Prior to LGS treatment, 1 mL of PBS was removed from the prepared samples to lower the height of remaining solution to 1 mm. The prepared LGS substrate was placed spacer side down, thereby covering the biofilm surface of the coverslips. LGS treatment was administered across the entire sample for the following treatment groups: LGS 0h, LGS 24h, LGS + G[31 μg/mL], LGS + G[62 μg/mL], and LGS + G[124 μg/mL]. This was accomplished by focusing a 1064 nm Nd:YAG laser (Brilliant B, Quantel, France; fluence 110 mJ/mm2, pulse duration 5 ns, spot size 9 mm), to a 3 mm spot size with a long working distance lens. Using a camera attached to the scanning head, an image of the 13 cm × 10 cm scanning area was imported into an in-house controller software, programmed in Matlab (Mathworks, Natick, MA). The software actuates a pair of mirrors close to the lens to raster scanned the focused beam over the sample, based on the location of the sample in the image. This allowed for flexibility in the treatment for sample size (not needed for this study) and for sample placement. For each individual treatment, the laser ablates the thin titanium film confined between waterglass and the polycarbonate. The waterglass directs the resultant shockwave from the metal ablation down into the biofilm, while the polycarbonate provides structural integrity to the titanium film and is opaque to the laser wavelength, to prevent laser bleed-through to the sample.

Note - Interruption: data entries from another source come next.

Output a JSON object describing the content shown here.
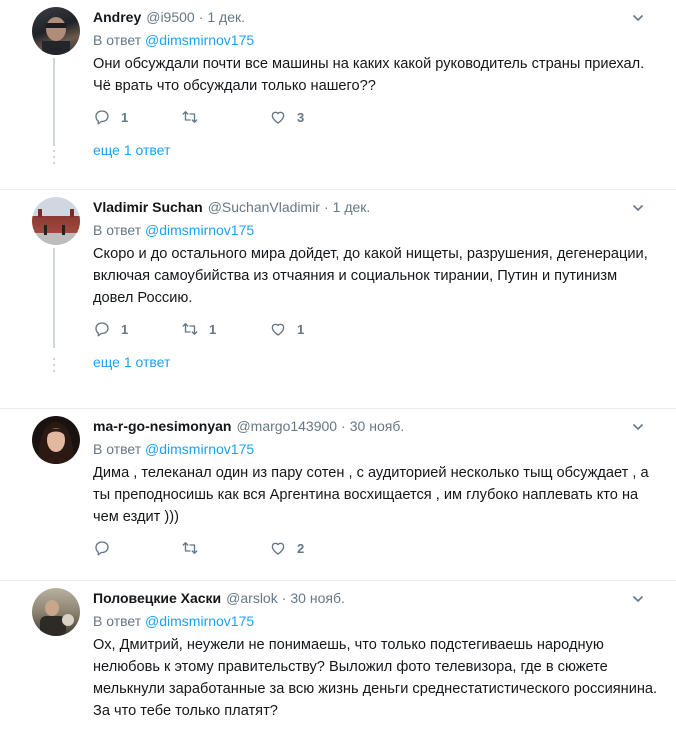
{
  "tweets": [
    {
      "name": "Andrey",
      "handle": "@i9500",
      "dot": "·",
      "time": "1 дек.",
      "reply_prefix": "В ответ",
      "mention": "@dimsmirnov175",
      "text": "Они обсуждали почти все машины на каких какой руководитель страны приехал. Чё врать что обсуждали только нашего??",
      "replies": "1",
      "retweets": "",
      "likes": "3",
      "more": "еще 1 ответ"
    },
    {
      "name": "Vladimir Suchan",
      "handle": "@SuchanVladimir",
      "dot": "·",
      "time": "1 дек.",
      "reply_prefix": "В ответ",
      "mention": "@dimsmirnov175",
      "text": "Скоро и до остального мира дойдет, до какой нищеты, разрушения, дегенерации, включая самоубийства из отчаяния и социальнок тирании, Путин и путинизм довел Россию.",
      "replies": "1",
      "retweets": "1",
      "likes": "1",
      "more": "еще 1 ответ"
    },
    {
      "name": "ma-r-go-nesimonyan",
      "handle": "@margo143900",
      "dot": "·",
      "time": "30 нояб.",
      "reply_prefix": "В ответ",
      "mention": "@dimsmirnov175",
      "text": "Дима , телеканал один из пару сотен , с аудиторией несколько тыщ обсуждает , а ты преподносишь как вся Аргентина восхищается , им глубоко наплевать кто на чем ездит )))",
      "replies": "",
      "retweets": "",
      "likes": "2"
    },
    {
      "name": "Половецкие Хаски",
      "handle": "@arslok",
      "dot": "·",
      "time": "30 нояб.",
      "reply_prefix": "В ответ",
      "mention": "@dimsmirnov175",
      "text": "Ох, Дмитрий, неужели не понимаешь, что только подстегиваешь народную нелюбовь к этому правительству? Выложил фото телевизора, где в сюжете мелькнули заработанные за всю жизнь деньги среднестатистического россиянина. За что тебе только платят?"
    }
  ],
  "colors": {
    "link": "#1da1f2",
    "muted": "#657786",
    "text": "#14171a",
    "border": "#e6ecf0"
  }
}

After the treatment, the samples were washed three times with 4°C PBS and transferred to a new six-well plate with 2 mL of fresh 4°C PBS. LGS 0h was immediately analyzed for CFU counts and biofilm burden. PBS was removed from LGS 24h, LGS + G[31 μg/mL], LGS + G[62 μg/mL], and LGS + G[124 μg/mL] samples and 2 mL of TSB containing 0, 32, 64, 128 μg/mL gentamicin (Sigma-Aldrich, St. Louis, MO) was added to each well. The samples were then incubated at 37°C for 24 hours. Afterwards, the samples were washed three times with 4°C PBS and transferred to new wells. 2 mL of 4°C PBS was added to each well and the samples were kept on ice until ready to be analyzed via CFU counts and biofilm assay.
Non-LGS-treated samples (0h+, 24h+, G[31 μg/mL], G[62 μg/mL], G[124 μg/mL]) were treated similarly, with the exception that no prior LGS treatment was performed.
Biofilm bioburden assay
Bacterial biofilm burden was measured based a protocol previously described by Merritt et al. (25). PBS was first removed from each well of the sample. The samples were then stained with 2 mL of 0.1% crystal violet for 10 minutes. The excess staining solution was removed and the samples were washed three times with 2 mL of PBS. The plates were allowed to air dry overnight in a fume hood. 2 mL of 30% acetic acid were added to each well to resolubilize the dye. The OD600 of the solutions was then measured with a spectrophotometer (GE Healthcare BioSciences AB, Uppsala, Sweden).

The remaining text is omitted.